Here are some great protein shake recipes; feel free to let us know how they are.
1. Shrimp And Tomato Salad
• 8 ounces dry pasta (cooked to desired tenderness);
• 3 cloves of garlic;
• 1/2 sweet onion, sliced;
• 1 stalk celery, thinly sliced;
• 1/2 cup sliced broccoli;
• 1 tbsp Italian seasoning;
• 4 tbsp olive oil;
• 4 medium tomatoes, sliced in quarters;
• 1 pound cooked shrimp, peeled;
• Fresh basil;
• Salt and Pepper to taste;
• Sprinkling of Parmesan cheese.
1. In a food processor mix together the garlic, onion, celery, broccoli, and Italian seasoning.
2. Pulse blend until well mixed and set aside. Heat the olive oil in a saucepan, adding the blended mixture while stirring constantly.
3. Cook for 3-5 minutes and then toss with pre-cooked pasta, shrimp, and sliced tomatoes.
4. Sprinkle basil, salt, pepper, and parmesan cheese on top.

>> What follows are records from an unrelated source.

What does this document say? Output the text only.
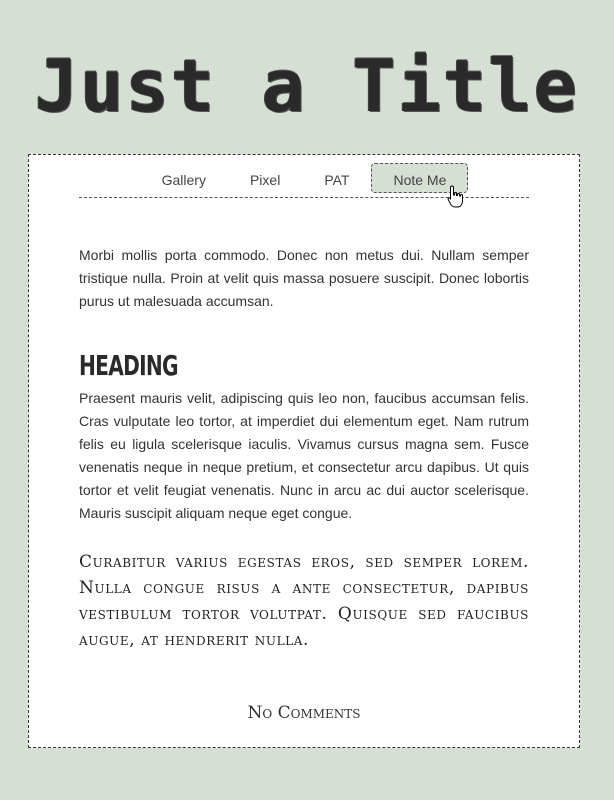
Just a Title
Gallery	Pixel	PAT	Note Me

Morbi mollis porta commodo. Donec non metus dui. Nullam semper tristique nulla. Proin at velit quis massa posuere suscipit. Donec lobortis purus ut malesuada accumsan.

HEADING

Praesent mauris velit, adipiscing quis leo non, faucibus accumsan felis. Cras vulputate leo tortor, at imperdiet dui elementum eget. Nam rutrum felis eu ligula scelerisque iaculis. Vivamus cursus magna sem. Fusce venenatis neque in neque pretium, et consectetur arcu dapibus. Ut quis tortor et velit feugiat venenatis. Nunc in arcu ac dui auctor scelerisque. Mauris suscipit aliquam neque eget congue.

Curabitur varius egestas eros, sed semper lorem. Nulla congue risus a ante consectetur, dapibus vestibulum tortor volutpat. Quisque sed faucibus augue, at hendrerit nulla.

No Comments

• 4 thinly slice cucumbers;
• 1 small white onion, sliced;
• 1 cup white vinegar;
• 1/2 cup water;
• 3/4 cup Splenda;
• 2 tbsp Salad Dressing;
• 1 tbsp dried dill.
1. In a large bowl, combine white vinegar, water, Splenda and dressing. Place this in a saucepan and bring to a boil over medium to high heat.
2. Once boiling, stir in dried dill and then pour over cucumbers and onion.
3. Place in the fridge to cool.
• 1 6-ounce can of solid white tuna, drained;
• 1 tbsp grated fresh ginger;
• 1/2 tsp diced green Chili pepper;
• 3 tbsp finely chopped onion;
• 1/4 cup fat-free mayonnaise;
• 1/8 cup cottage cheese;
• 1/2 tsp fresh lemon juice.
1. Flake tuna with a fork in a small bowl.
2. In a separate bowl, mix together mayonnaise, cottage cheese, ginger, chopped onion, and lemon juice.
3. Combine with tuna and serve over a bed of lettuce or with whole-grain crackers.
• 2 avocados, peeled, pitted and diced;
• 1 sweet onion, chopped;
• 1 green bell pepper, chopped;
• 1/2 cup corn;
• 1/2 cup sliced broccoli;
• 1 large ripe tomato, chopped;
• 1/4 cup chopped fresh cilantro;
• 1/4 cup Italian salad dressing;
• 1/8 cup lime juice.
1. In a bowl, combine avocados, sweet onion, bell pepper, corn, broccoli, and tomato.
2. In a separate bowl, combine Italian salad dressing, lime juice, and cilantro.
3. Drizzle over vegetables and toss to coat.
Many people focus mostly on rice, oatmeal, and pasta dishes that they overlook one other type of whole grain that is incredibly healthy - quinoa.
Quinoa contains a full compliment of amino acids, making it a good option for those who are vegetarian. It's also cooked very similar to rice, so it's quick and easy to prepare.
• 1/2 can canned salmon, bones removed;
• 2 tbsp fat-free mayonnaise;
• 1 tbsp Italian salad dressing;
• 1/2 cup cooked quinoa;
• 1/4 cup chopped celery;
• 1/4 cup chopped onion;
• 1/4 cup chopped red pepper.
1. In a small bowl combine the chopped vegetables, mayo, and salad dressing.
2. Next add in the quinoa and salmon until well blended. Serve chilled.